Saturday, Sheep, and SCA

So, I’m a member of the SCA. I’m sure I’ll go on and on about it at length another time, but for now, suffice it to say that the Society for Creative Anachronism is a group of people devoted to studying and reenacting life from 600-1600 AD, with a focus on Medieval/Renaissance Europe. It’s kind of like ren-faire meets civil war reenactment meets living history, with a dose of HUGE and a good healthy sprinkle of neat people.


So I’ve been ‘playing the game’ in the Kingdom of Ansteorra for 5 years this October – but I spent most of the first three being a better college student than SCA member. I kept up a local webpage, went to a few events, things like that. But since I graduated and got married and no longer had all this research and studying to do, I’ve had more time to devote to this particular hobby.

I participate in three major ways – as a local officer in my Barony, as a member of my local scribe’s guild, and showing up at events. Today I got to do a bit of all three – as a “reporter” collecting stuff for the baronial newsletter, as a scribe watching my first piece of original work get given out as a prize, and, well, I showed up!

And I got an award!
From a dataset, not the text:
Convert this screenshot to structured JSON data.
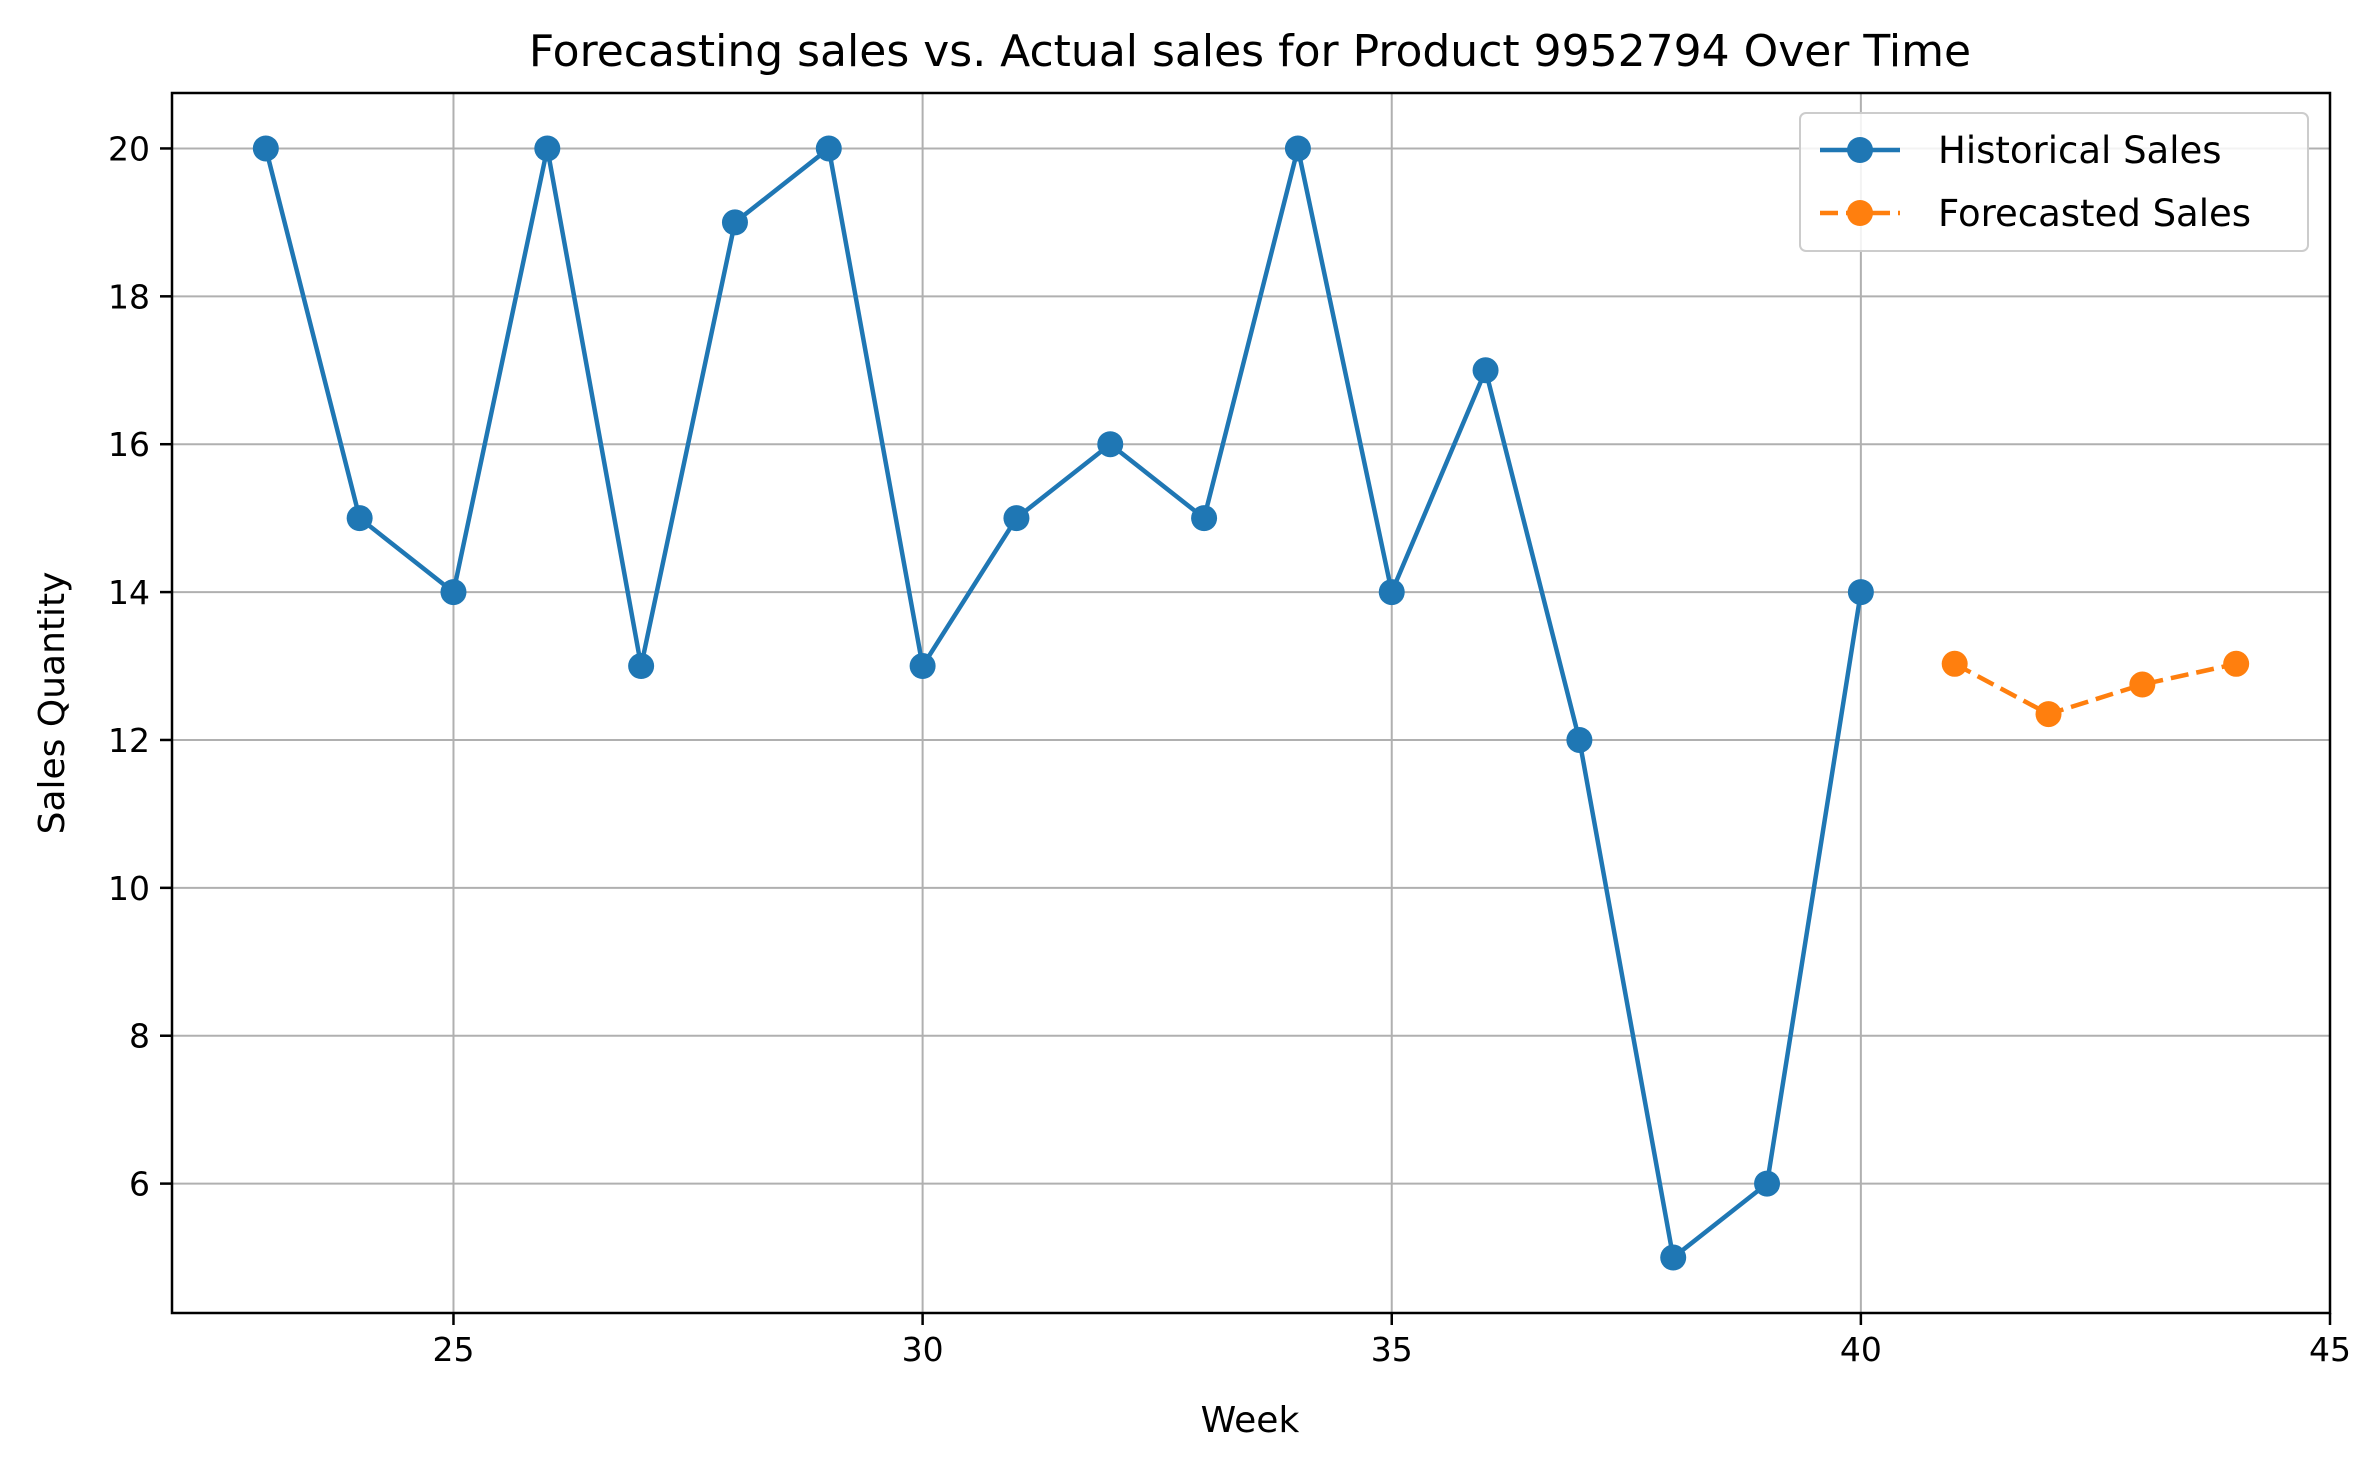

The first award given to most people (usually) – an award of Arms, granting that I’ve been around long enough and proved not to be a total schmuck, so I can create a device/set of arms that identify me, and use the title ‘Lady’.

Not so sure I’ll be using the whole ‘Lady’ bit – I like being just Anne.

But I got a scroll!!! And my scribal teacher painted it herself – it’s *gorgeous* and even has sheep on it!

Sheep = The Loch Flock (I’m in the Barony of Loch Soilleir)
Sheep = all my knitting/spinning/fiber loving hobbies
Sheep = funny (and kind of dumb, like me)

As soon as I can find a suitable frame, it’s going up on my wall.